Un hombre entra al bar de un pueblo a tomarse un whisky. Se sienta en la barra y por dar conversación le dice al dueño que es el nuevo sheriff y que llegó un día antes para saber qué se cuece por allí.
Cuando están en la mitad de la conversación, dos ladrones de poca monta entran en el bar a robar. La cosa se complica, disparan al sheriff y éste muere.
Sobre la marcha, otro hombre (que no sabemos quién es) decide que ocupará la identidad del fallecido, con la complicidad del amo del bar.
Así retrata el diario El País el inicio de la primera temporada de Banshee, con un equívoco oportuno que da pie a un sinfín de violencia y crímenes de manos de un amish sociópata, un asesino bajito, dos ladrones profesionales, un hacker gay, una docena de cabezas rapadas, indios terroristas, militares corruptos, traficantes de droga… al punto de que viendo el tamaño del pueblo se hace difícil entender que haya tanta gente allí.

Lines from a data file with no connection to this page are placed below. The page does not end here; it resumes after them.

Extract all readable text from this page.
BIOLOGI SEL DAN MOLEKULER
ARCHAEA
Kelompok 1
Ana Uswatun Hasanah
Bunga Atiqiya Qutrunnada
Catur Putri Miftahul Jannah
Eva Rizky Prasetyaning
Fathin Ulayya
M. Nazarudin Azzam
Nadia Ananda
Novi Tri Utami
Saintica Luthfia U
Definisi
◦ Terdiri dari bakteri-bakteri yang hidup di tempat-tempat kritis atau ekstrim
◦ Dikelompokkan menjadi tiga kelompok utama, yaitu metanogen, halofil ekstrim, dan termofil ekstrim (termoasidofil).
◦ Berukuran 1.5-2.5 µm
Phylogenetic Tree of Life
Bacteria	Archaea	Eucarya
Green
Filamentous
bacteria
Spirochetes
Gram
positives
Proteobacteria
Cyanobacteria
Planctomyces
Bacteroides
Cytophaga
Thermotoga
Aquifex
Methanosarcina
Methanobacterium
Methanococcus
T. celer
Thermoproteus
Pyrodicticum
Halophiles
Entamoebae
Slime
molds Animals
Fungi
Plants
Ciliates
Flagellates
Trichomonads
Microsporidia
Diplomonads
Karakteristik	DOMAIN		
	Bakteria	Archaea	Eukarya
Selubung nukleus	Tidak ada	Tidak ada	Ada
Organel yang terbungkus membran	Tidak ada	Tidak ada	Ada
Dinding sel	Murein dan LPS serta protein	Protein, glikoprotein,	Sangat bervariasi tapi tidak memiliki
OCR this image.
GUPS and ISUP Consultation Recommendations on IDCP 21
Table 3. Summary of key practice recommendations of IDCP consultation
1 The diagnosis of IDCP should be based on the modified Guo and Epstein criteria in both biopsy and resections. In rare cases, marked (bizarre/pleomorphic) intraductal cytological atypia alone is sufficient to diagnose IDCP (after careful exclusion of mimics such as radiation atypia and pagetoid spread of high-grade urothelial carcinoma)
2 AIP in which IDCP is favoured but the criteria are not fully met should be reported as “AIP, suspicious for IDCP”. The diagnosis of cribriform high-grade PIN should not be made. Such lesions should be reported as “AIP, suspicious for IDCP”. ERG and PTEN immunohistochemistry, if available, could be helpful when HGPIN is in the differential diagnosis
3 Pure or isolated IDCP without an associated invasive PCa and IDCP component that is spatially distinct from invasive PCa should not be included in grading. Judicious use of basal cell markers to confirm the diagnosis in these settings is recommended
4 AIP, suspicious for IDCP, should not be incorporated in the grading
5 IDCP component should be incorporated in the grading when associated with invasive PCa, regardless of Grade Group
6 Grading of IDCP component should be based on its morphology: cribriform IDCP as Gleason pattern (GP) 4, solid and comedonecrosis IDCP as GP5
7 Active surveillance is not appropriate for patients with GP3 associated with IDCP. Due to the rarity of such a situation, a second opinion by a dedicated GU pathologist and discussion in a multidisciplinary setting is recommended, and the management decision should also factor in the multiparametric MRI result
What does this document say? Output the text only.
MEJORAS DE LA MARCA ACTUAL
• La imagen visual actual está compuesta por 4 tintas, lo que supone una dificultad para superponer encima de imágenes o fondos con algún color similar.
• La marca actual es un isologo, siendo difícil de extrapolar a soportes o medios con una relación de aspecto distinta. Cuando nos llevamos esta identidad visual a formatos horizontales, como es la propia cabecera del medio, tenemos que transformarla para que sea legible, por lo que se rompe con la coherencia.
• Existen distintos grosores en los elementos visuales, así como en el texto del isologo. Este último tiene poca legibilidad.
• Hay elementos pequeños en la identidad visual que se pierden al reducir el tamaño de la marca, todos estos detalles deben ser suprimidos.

Todos están como cabras y lo único que les hace falta para empuñar un bate de béisbol y arrancarte la cabeza es que llueva o que haga demasiado calor.
En Banshee todos enamoran a todos (los parentescos son un detalle sin importancia), el sheriff es un delincuente sin escrúpulos que de cuando en cuando se las da de Robin Hood (precisamente su apellido —en realidad el del sheriff, al que suplanta—, Hood)
Hasta aquí todo bien, una serie gris en la que llueve y donde no vieron el sol desde el pleistoceno, pero en la que se pasan sudando a mares. Sin embargo, cuando uno ve que el productor es un tal Alan Ball (el de A dos metros bajo tierra y True blood) y que HBO metió mano a través de Cinemax, la cosa se pone más interesante. Y aquí viene lo bueno: Banshee funciona. Banshee es adictiva. Banshee es uno de los delirios más disfuncionales que se han visto jamás en la pequeña pantalla.